Summary:ASTERISK-17518: [patch] Wrong uri in the authentication header
Reporter:Stanislaw Pitucha (viraptor)Labels:patch
Date Opened:2011-03-06 12:51:34.000-0600Date Closed:
Versions:1.8.3 13.18.4 Frequency of
Environment:Attachments:( 0) auth_uri.patch
Description:I just tried to send a call via callcentric.com from asterisk 1.8.3 box. During the password check is seems to send a wrong URI - skipping the user part. For example, the packet sent out was:

INVITE sip:17771234567@callcentric.com SIP/2.0.
Proxy-Authorization: Digest username="17772777xxx", realm="callcentric.com", algorithm=MD5, uri="sip:callcentric.com", nonce="xxxxxxxxxxxxxxxxxxxxxxxxxx", response="xxxxxxxxxxxxxxxxxxxxxxxxxx".

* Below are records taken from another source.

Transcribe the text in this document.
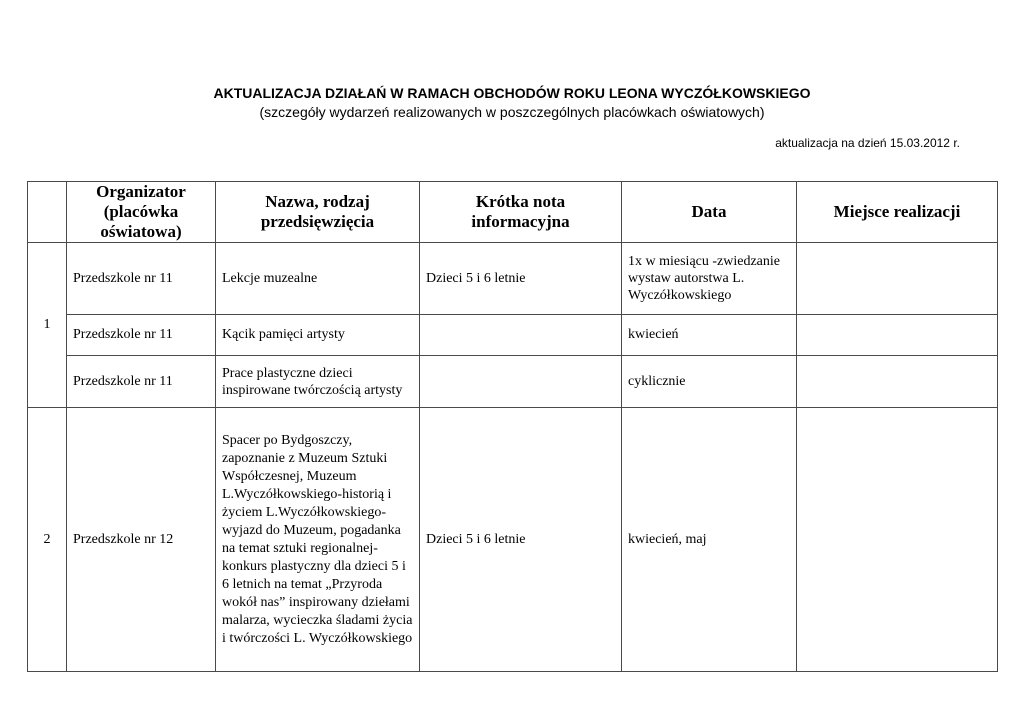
AKTUALIZACJA DZIAŁAŃ W RAMACH OBCHODÓW ROKU LEONA WYCZÓŁKOWSKIEGO
(szczegóły wydarzeń realizowanych w poszczególnych placówkach oświatowych)
aktualizacja na dzień 15.03.2012 r.
	Organizator (placówka oświatowa)	Nazwa, rodzaj przedsięwzięcia	Krótka nota informacyjna	Data	Miejsce realizacji
1	Przedszkole nr 11	Lekcje muzealne	Dzieci 5 i 6 letnie	1x w miesiącu -zwiedzanie wystaw autorstwa L. Wyczółkowskiego	
	Przedszkole nr 11	Kącik pamięci artysty		kwiecień	
	Przedszkole nr 11	Prace plastyczne dzieci inspirowane twórczością artysty		cyklicznie	
2	Przedszkole nr 12	Spacer po Bydgoszczy, zapoznanie z Muzeum Sztuki Współczesnej, Muzeum L.Wyczółkowskiego-historią i życiem L.Wyczółkowskiego- wyjazd do Muzeum, pogadanka na temat sztuki regionalnej- konkurs plastyczny dla dzieci 5 i 6 letnich na temat „Przyroda wokół nas” inspirowany dziełami malarza, wycieczka śladami życia i twórczości L. Wyczółkowskiego	Dzieci 5 i 6 letnie	kwiecień, maj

While according to the RFC3261 (22.4 step 3), it should be the request uri, so "sip:17771234567@callcentric.com".
Comments:By: Stanislaw Pitucha (viraptor) 2011-03-06 13:27:03.000-0600

Attached patch fixes the issue for invites... I'm not sure what else could be affected here. I switched the cases around to prefer uri over domain, but I'm not even sure why a situation without uri would ever occur.
If it does, this might cause some other issues.

By: Joshua C. Colp (jcolp) 2012-09-26 11:11:14.871-0500

I've been unable to reproduce this in the latest 1.8 with many different configurations. This has either been fixed already or there is a very specific configuration required to make it happen. If this is still occurring please reopen with full configuration information.

By: Olle Johansson (oej) 2013-11-29 07:59:42.266-0600

I've seen this replicated and it's still an open issue. Using realm based auth it happens.

By: Olle Johansson (oej) 2013-11-29 08:00:06.976-0600

Confirmed that this is an open issue.